The Russian parliament on Friday (June 24), adopted a set of counter-terrorism amendments which have sparked alarm among rights activists, the Associated Press reports.
The amendments that the Duma voted on Friday include introducing prison sentences for failure to report a grave crime and doubling the number of crimes that Russians as young as 14 years old can be prosecuted. Another forces telecommunications companies to store logs and data for months, a measure which threatens to eat almost all of the companies’ profits.
A brainchild of the hawkish pro-Kremlin lawmaker Irina Yarovaya, the bill was rammed through the parliament by the ruling United Russia party and voted on in the Duma’s final session before the summer recess and the September election. Widespread rigging at the December 2011 vote which elected the current Duma led to large-scale opposition protests.
In a throwback to the Soviet time, the amendments introduced prison sentences for failing to report a crime, AP says.
“How successful we are in fighting terrorism depends not only on authorities and how law enforcement works but also on the public,” the bill’s co-author Ernest Valeyev said in defense of the amendment. “That’s why we think this amendment will encourage the public to counter terrorism.”
The bill which rattled Russian business most will make it obligatory for telecommunications companies to store call logs for 12 months and call and message data for six months.

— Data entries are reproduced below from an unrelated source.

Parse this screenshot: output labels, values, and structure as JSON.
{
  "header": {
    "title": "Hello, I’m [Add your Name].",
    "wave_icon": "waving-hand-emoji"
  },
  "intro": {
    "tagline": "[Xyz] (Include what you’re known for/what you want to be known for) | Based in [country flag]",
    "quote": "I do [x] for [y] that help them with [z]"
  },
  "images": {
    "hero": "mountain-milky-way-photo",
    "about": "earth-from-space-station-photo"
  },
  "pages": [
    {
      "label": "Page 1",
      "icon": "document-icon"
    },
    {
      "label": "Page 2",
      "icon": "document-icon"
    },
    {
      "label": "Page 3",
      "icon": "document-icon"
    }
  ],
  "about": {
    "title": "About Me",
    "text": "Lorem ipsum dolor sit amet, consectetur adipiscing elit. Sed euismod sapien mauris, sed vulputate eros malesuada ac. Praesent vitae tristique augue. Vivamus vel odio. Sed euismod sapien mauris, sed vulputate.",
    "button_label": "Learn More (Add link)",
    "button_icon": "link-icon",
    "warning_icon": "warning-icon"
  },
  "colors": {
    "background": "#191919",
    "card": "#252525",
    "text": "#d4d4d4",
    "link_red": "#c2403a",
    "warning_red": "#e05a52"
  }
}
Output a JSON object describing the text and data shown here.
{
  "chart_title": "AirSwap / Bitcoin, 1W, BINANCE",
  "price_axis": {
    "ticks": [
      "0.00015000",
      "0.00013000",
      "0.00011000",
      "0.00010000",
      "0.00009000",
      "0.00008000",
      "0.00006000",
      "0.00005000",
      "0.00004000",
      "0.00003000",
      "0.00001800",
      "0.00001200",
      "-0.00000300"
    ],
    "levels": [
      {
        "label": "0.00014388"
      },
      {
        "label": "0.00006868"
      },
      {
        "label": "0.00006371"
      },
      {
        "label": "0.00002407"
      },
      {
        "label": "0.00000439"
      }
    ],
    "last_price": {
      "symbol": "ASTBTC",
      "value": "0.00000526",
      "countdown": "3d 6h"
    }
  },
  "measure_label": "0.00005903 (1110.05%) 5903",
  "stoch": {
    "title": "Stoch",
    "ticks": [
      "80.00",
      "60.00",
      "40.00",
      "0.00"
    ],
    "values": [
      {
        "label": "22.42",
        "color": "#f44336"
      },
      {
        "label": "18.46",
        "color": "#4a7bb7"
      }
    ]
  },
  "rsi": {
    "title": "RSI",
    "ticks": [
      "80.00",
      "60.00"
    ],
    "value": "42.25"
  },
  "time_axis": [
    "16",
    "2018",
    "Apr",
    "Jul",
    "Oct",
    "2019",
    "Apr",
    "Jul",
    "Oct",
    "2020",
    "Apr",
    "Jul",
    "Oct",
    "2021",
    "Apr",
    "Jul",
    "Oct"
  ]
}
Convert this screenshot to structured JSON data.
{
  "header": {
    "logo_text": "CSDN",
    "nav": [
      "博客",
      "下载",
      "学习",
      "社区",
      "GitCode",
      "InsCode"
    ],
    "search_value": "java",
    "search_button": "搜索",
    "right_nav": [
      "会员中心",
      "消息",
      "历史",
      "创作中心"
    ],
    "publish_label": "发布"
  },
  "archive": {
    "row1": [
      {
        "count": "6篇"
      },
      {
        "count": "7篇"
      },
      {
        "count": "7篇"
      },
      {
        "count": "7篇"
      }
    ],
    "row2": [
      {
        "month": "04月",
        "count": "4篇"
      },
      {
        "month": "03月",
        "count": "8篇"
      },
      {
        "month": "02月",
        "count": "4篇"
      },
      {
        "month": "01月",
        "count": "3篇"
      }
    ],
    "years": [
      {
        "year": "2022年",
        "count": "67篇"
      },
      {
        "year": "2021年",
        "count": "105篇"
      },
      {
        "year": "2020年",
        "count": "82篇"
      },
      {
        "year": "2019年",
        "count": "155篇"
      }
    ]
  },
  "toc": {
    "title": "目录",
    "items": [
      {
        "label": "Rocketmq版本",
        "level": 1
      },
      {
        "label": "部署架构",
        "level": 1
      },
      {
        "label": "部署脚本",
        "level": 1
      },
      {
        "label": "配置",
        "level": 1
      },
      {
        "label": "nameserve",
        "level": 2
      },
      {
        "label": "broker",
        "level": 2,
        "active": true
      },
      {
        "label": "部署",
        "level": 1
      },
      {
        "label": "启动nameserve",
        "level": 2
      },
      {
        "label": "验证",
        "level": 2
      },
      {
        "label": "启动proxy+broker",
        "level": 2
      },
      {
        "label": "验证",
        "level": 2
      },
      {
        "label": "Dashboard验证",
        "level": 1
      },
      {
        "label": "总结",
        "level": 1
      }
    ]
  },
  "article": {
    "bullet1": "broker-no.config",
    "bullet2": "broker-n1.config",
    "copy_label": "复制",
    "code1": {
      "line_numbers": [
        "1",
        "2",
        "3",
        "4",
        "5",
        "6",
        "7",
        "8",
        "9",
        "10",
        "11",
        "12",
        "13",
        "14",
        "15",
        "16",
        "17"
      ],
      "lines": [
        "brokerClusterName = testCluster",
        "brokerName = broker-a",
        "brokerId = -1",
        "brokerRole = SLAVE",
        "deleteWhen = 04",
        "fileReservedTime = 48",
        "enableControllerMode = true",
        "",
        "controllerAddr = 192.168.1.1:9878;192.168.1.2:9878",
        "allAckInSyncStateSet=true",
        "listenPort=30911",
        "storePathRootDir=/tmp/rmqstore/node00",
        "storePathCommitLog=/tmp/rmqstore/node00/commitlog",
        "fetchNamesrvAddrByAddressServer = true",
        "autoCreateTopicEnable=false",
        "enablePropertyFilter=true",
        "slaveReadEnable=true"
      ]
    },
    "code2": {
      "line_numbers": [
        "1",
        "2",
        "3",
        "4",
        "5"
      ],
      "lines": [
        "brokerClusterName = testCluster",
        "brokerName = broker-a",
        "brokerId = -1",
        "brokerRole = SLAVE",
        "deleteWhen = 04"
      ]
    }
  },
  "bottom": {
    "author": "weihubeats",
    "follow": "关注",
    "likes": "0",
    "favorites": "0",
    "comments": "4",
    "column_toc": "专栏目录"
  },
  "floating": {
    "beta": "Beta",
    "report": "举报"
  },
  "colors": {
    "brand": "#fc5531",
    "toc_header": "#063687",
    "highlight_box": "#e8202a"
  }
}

Businesses have said this is 100,000 times as much data and they store already and will take more than $33 billion in investment to organize and run, eating up all of their profits. The original bill, however, would have the companies store data for several years, AP says.
Communist deputy Yuri Sinelshchikov was among the bill’s critics, worrying that storing data and call logs would open the door to official abuse. He said law enforcement can petition the court and then phone companies to trace calls if they need to investigate the crime, and giving them six months to do so is too much.